Parents can give their consent to the making of a placement order basically agreeing that their child should be adopted. If parents do not give consent, the court can order that the parents’ consent is dispensed with when the welfare of the child requires it. In this situation, the court must still consider the impact adoption would have on the child and the effect that would have on their relationship with their birth family together with a number of other matters.

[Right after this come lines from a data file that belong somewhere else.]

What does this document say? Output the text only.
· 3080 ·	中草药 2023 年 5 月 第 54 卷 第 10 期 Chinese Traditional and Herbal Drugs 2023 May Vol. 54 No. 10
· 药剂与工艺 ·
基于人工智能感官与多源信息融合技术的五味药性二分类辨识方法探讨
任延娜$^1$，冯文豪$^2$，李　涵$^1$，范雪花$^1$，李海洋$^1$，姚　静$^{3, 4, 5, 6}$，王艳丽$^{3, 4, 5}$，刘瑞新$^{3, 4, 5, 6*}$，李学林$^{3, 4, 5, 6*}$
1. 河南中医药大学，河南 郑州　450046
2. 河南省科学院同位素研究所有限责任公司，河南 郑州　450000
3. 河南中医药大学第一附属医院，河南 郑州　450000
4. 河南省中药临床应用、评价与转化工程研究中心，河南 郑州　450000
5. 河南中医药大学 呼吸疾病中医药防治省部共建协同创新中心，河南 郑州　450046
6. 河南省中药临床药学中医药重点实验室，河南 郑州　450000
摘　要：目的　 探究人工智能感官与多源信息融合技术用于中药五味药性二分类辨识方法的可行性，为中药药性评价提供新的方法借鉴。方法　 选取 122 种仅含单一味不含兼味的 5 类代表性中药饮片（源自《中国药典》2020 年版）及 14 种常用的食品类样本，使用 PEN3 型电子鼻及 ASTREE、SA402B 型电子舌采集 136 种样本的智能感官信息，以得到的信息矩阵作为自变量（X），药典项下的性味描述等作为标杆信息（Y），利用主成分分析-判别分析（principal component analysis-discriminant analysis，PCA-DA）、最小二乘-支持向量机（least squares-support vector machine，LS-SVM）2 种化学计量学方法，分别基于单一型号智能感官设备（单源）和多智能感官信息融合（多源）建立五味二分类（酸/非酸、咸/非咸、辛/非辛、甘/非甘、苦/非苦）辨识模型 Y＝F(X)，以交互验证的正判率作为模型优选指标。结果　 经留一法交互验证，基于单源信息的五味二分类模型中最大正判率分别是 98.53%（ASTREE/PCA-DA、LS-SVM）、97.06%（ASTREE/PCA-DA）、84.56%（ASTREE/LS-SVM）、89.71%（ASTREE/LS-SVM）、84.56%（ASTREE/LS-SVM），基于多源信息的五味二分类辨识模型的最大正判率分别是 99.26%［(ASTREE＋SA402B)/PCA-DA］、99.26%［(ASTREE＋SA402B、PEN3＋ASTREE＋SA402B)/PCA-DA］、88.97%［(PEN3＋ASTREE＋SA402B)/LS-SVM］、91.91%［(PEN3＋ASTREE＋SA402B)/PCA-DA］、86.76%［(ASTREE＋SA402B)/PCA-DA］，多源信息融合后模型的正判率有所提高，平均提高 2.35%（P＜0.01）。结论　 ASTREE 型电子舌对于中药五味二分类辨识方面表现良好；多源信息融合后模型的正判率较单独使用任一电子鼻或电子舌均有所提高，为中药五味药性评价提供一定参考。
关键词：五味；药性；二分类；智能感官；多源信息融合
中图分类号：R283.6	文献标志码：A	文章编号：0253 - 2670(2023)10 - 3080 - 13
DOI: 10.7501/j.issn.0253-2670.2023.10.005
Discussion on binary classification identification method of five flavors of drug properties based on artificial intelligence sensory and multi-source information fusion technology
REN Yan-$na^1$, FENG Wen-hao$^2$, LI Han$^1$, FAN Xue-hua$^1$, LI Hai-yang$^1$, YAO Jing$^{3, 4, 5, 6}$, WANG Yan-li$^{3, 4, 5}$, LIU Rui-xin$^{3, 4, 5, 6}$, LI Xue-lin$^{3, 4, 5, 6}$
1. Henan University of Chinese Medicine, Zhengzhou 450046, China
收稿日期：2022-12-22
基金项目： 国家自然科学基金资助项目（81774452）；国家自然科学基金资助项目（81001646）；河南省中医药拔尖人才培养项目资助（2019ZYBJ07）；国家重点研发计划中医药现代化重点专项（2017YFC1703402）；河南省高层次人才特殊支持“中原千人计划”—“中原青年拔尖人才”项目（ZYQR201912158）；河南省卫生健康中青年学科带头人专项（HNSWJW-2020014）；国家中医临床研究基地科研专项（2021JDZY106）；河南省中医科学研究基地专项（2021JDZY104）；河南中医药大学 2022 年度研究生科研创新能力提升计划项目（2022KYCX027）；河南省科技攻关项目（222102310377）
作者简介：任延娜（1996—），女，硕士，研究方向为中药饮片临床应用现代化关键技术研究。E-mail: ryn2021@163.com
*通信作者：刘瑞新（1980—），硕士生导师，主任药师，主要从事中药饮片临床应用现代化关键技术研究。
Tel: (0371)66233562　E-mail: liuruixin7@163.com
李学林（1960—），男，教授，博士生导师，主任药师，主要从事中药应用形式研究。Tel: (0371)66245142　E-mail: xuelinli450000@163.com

Where the Local Authority say that in order to meet that child’s welfare needs, they need to live outside of their family permanently with an adoptive family, the Local Authority have to make an application for a Placement Order. This is usually done alongside care proceedings so that the application for a placement order can be determined by the Court at the final hearing in the care proceedings. In these circumstances, the Legal Aid granted to parents in care proceedings would cover this as the proceedings are all heard together at a final hearing. However, there are occasions when placement applications are free standing. For example this happens when the care proceedings have ended on a final care order, with either a plan for a rehabilitation to parents care, or placement with a family member and that then does not work out. The Local Authority then can return the matter to Court and ask for a placement order. Legal Aid is not automatically available for parents here and instead is subject to a means and merits test as outlined above.
If a placement order is made, the Local Authority will be able to arrange for the child to live with a prospective adoptive family which is referred to as ‘being placed for an adoption’. In this situation, until an adoption order has been made, parents will share parental responsibility for the child with the Local Authority. In this situation, the Local Authority have the ability to limit parent’s decisions about the child. This does not mean that the child is adopted. Instead, the prospective adoptive parents who the child is placed with are then supported by the Local Authority to make an adoption application to the Court at a later date. Parents are given notice of these proceedings. They are separate from care proceedings. Legal Aid is not automatically available for parents here and instead is subject to a means and merits test as outlined above.

February 2020
NOTE: The above is intended as a general overview for your information. It is NOT intended to replace proper legal advice. Each case is different and advice cannot be given without a proper analysis of your own circumstances.